O ex-jogador e treinador sérvio Sinisa Mihajlovic morreu, esta sexta-feira, aos 53 anos, vítima de uma leucemia que combatia desde 2019. A notícia foi avançada pela família do antigo craque que estava internado num hospital em Roma.

“Comunicamos tristemente a morte injusta e prematura do marido, pai, filho e irmão exemplar. Um homem único, um profissional extraordinário, disponível e bom para todos. Lutou corajosamente contra uma doença horrível. Agradecemos aos médicos e enfermeiras que o acompanharam ao longo dos anos, com amor e respeito”, pode ler-se. “Sinisa estará sempre connosco. Vivo em todo o amor que nos deu.”
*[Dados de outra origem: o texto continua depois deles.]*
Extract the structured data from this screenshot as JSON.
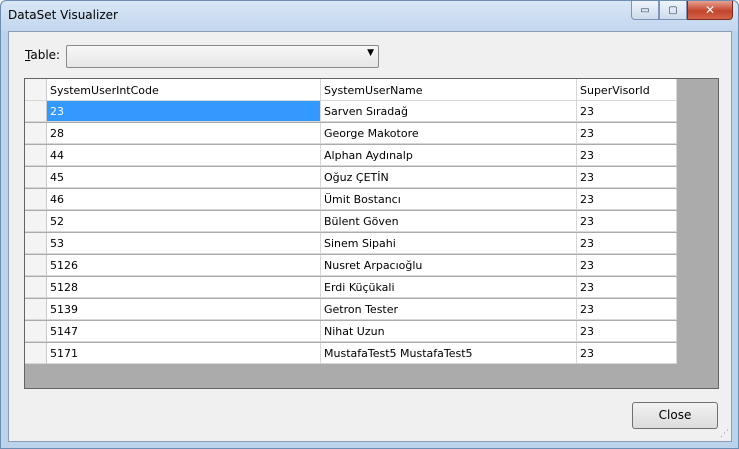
{
  "window": {
    "title": "DataSet Visualizer"
  },
  "caption": {
    "minimize": "▭",
    "maximize": "▢",
    "close": "✕"
  },
  "table_label": {
    "first": "T",
    "rest": "able:"
  },
  "combo": {
    "value": "",
    "arrow": "▼"
  },
  "grid": {
    "columns": [
      "SystemUserIntCode",
      "SystemUserName",
      "SuperVisorId"
    ],
    "rows": [
      [
        "23",
        "Sarven Sıradağ",
        "23"
      ],
      [
        "28",
        "George Makotore",
        "23"
      ],
      [
        "44",
        "Alphan Aydınalp",
        "23"
      ],
      [
        "45",
        "Oğuz ÇETİN",
        "23"
      ],
      [
        "46",
        "Ümit Bostancı",
        "23"
      ],
      [
        "52",
        "Bülent Göven",
        "23"
      ],
      [
        "53",
        "Sinem Sipahi",
        "23"
      ],
      [
        "5126",
        "Nusret Arpacıoğlu",
        "23"
      ],
      [
        "5128",
        "Erdi Küçükali",
        "23"
      ],
      [
        "5139",
        "Getron Tester",
        "23"
      ],
      [
        "5147",
        "Nihat Uzun",
        "23"
      ],
      [
        "5171",
        "MustafaTest5 MustafaTest5",
        "23"
      ]
    ]
  },
  "buttons": {
    "close": "Close"
  },
  "colors": {
    "selection": "#3399ff",
    "grid_background": "#ababab"
  }
}
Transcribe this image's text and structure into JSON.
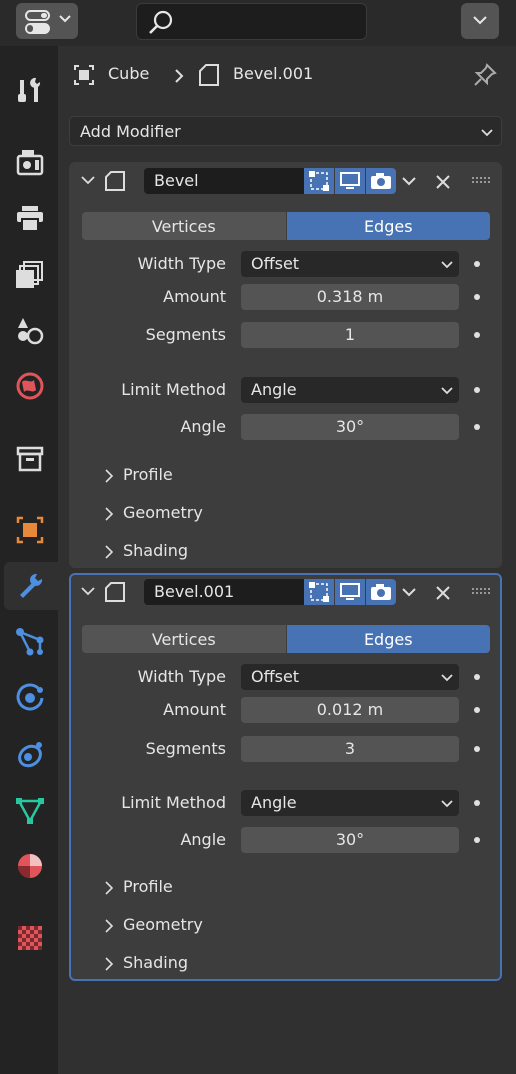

O antigo defesa, internacional em primeiro lugar pela antiga Jugoslávia e, mais tarde, com a independência, pela Sérvia (seleção que optou por representar em vez da Croácia), foi uma das grandes estrelas dos anos 90 – uma personalidade moldada pela guerra, um jogador de feitio complexo e um exímio marcador de livres diretos diretos.

Salvou o tio durante a guerra e optou pela nacionalidade sérvia

Filho de pai sérvio e mãe croata, cresceu no pacato bairro de Borovo, junto ao Danúbio, onde viviam cerca de 50 mil pessoas. Começou a jogar à bola, no NK Borovo, e destacou-se rapidamente. Depois de uma curta passagem pelo Vojvodina, e com apenas 21 anos, mudou-se para o Estrela Vermelha: o clube de Belgrado pagou um milhão de marcos alemães, ofereceu um contrato de quatro anos, um Mazda 323F e um apartamento T3 na agora capital sérvia.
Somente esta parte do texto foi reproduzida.